On Mon, 2015-11-16 at 11:26 -0600, Rob Herring wrote:
+Sudeep
On Mon, Oct 26, 2015 at 02:44:12PM +0800, Dongsheng Wang wrote:
quoted
From: Wang Dongsheng <redacted>
RCPM is the Run Control and Power Management module performs all
device-level tasks associated with device run control and power
management.
Add this for freescale powerpc platform and layerscape platform.
[...]
quoted
@@ -0,0 +1,64 @@
+* Run Control and Power Management
+-------------------------------------------
+The RCPM performs all device-level tasks associated with device run
control
+and power management.
+
+Required properites:
+ - reg : Offset and length of the register set of the RCPM block.
+ - fsl,#rcpm-wakeup-cells : The number of IPPDEXPCR register cells in
the
+ fsl,rcpm-wakeup property.
[...]
quoted
+* Freescale RCPM Wakeup Source Device Tree Bindings
+-------------------------------------------
+Required fsl,rcpm-wakeup property should be added to a device node if the
device
+can be used as a wakeup source.
+
+ - fsl,rcpm-wakeup: Consists of a pointer to the rcpm node and the
IPPDEXPCR
+ register cells. The number of IPPDEXPCR register cells is defined
in
+ "fsl,#rcpm-wakeup-cells" in the rcpm node. The first register
cell is
+ the bit mask that should be set in IPPDEXPCR0, and the second
register
+ cell is for IPPDEXPCR1, and so on.
We just merged a common wakeup source binding[1]. It doesn't really work
in a similar way to what you have done, but I'd like to see something
common here. How exactly wakeup is done tends to depend on whether
interrupts are also wakeup signals or wake-up signally is completely
separate from interrupts. Depending on that, I think there are 2 options
here:
- Use the common binding and implement a stacked irqdomain for the
wakeup controller.
I'm not sure what a stacked irqdomain is, but the mechanism described here
isn't about interrupts at all. It's about controlling whether certain devices
are kept awake in order to have the possibility of generating a wakeup. I
believe the actual wakeup comes via the ordinary device interrupt.

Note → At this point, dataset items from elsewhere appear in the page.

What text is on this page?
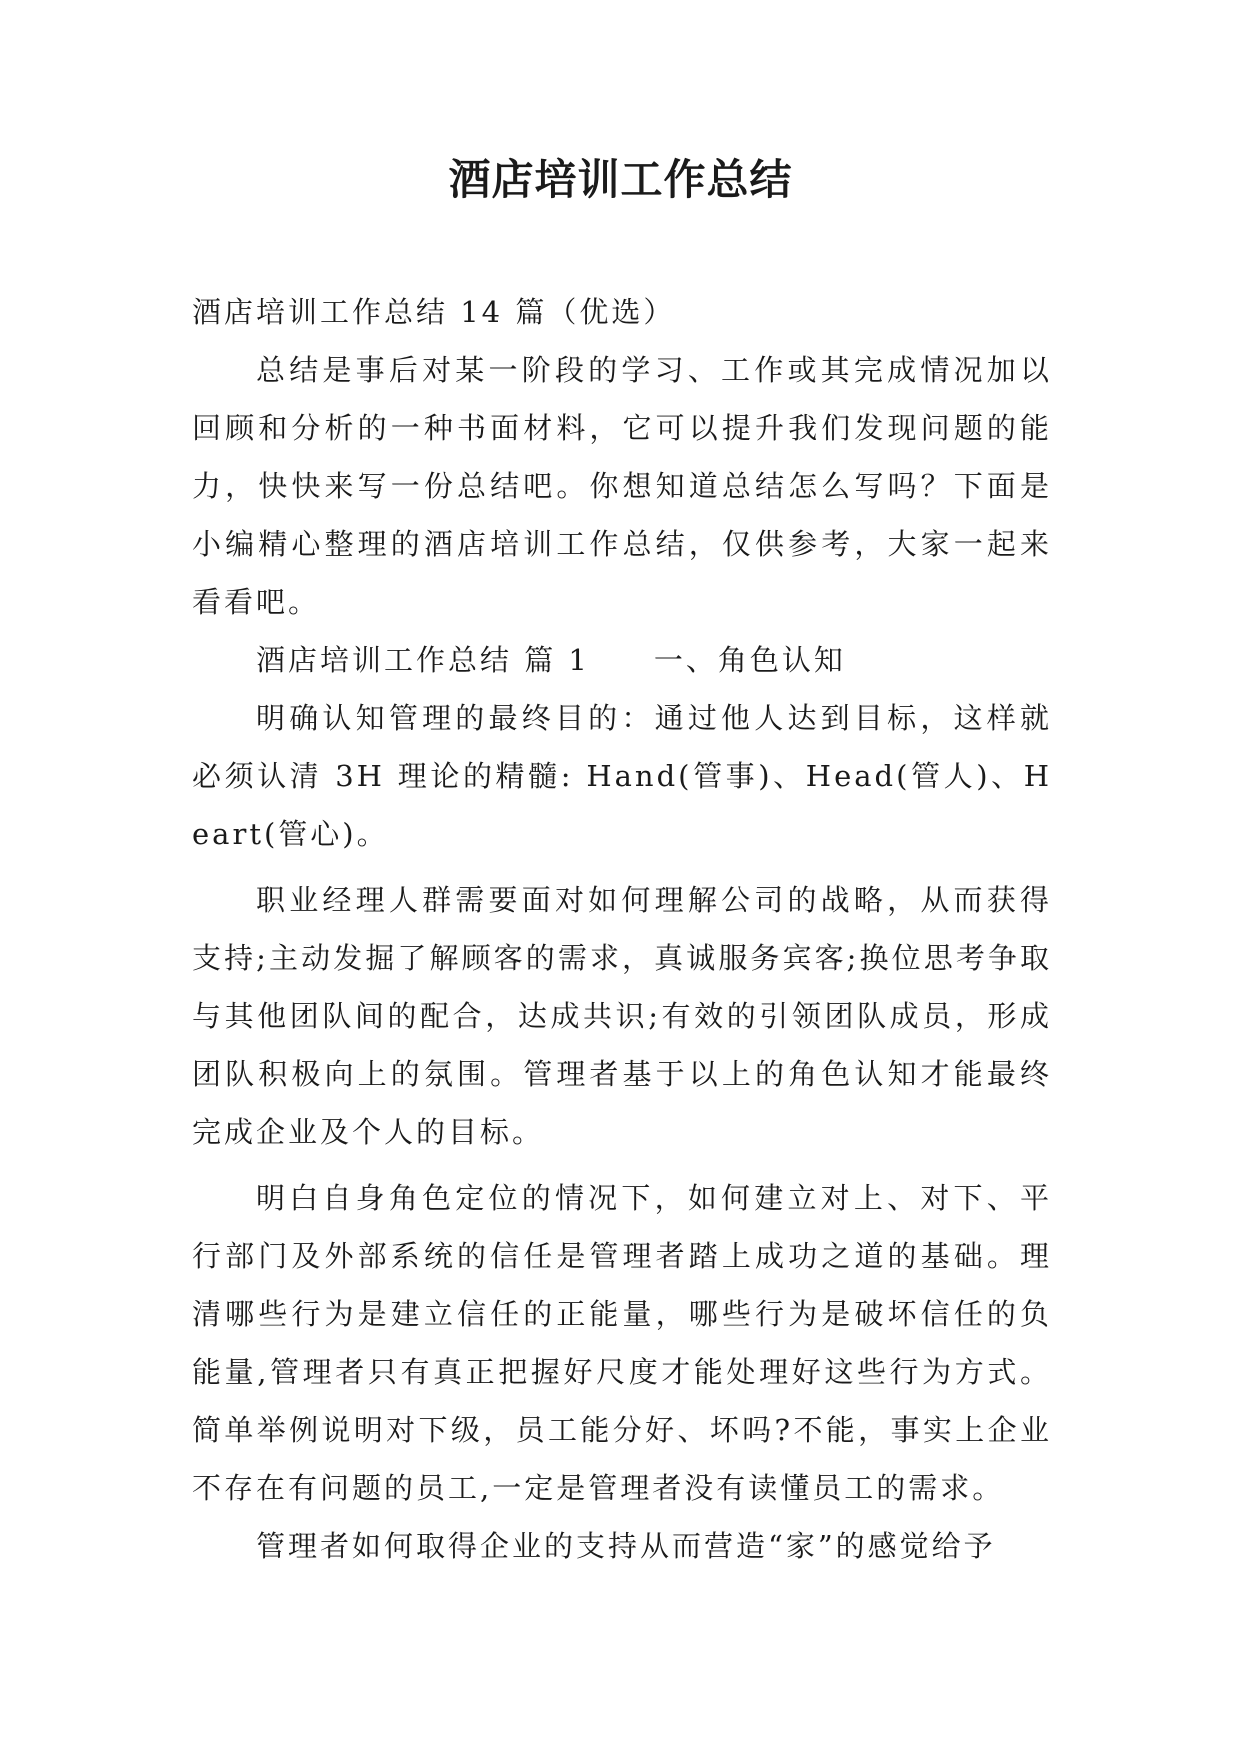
酒店培训工作总结

酒店培训工作总结 14 篇（优选）

总结是事后对某一阶段的学习、工作或其完成情况加以回顾和分析的一种书面材料，它可以提升我们发现问题的能力，快快来写一份总结吧。你想知道总结怎么写吗？下面是小编精心整理的酒店培训工作总结，仅供参考，大家一起来看看吧。

酒店培训工作总结 篇 1 一、角色认知

明确认知管理的最终目的：通过他人达到目标，这样就必须认清 3H 理论的精髓: Hand(管事)、Head(管人)、Heart(管心)。

职业经理人群需要面对如何理解公司的战略，从而获得支持;主动发掘了解顾客的需求，真诚服务宾客;换位思考争取与其他团队间的配合，达成共识;有效的引领团队成员，形成团队积极向上的氛围。管理者基于以上的角色认知才能最终完成企业及个人的目标。

明白自身角色定位的情况下，如何建立对上、对下、平行部门及外部系统的信任是管理者踏上成功之道的基础。理清哪些行为是建立信任的正能量，哪些行为是破坏信任的负能量,管理者只有真正把握好尺度才能处理好这些行为方式。简单举例说明对下级，员工能分好、坏吗?不能，事实上企业不存在有问题的员工,一定是管理者没有读懂员工的需求。

管理者如何取得企业的支持从而营造“家”的感觉给予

- Extend the common binding to allow a phandle+args value to point to
the wakeup controller.
Possibly, but the description in the common binding would have to be fairly
vague to make the semantics fit.
The current common binding is also a bit confusing by saying that the presence
of the property means that all of the device's interrupts can be used as
wakeup events, but then saying that there can also be a dedicated wakeup but
not making it clear how to represent that... Overloading it with device power
control might muddy things even further.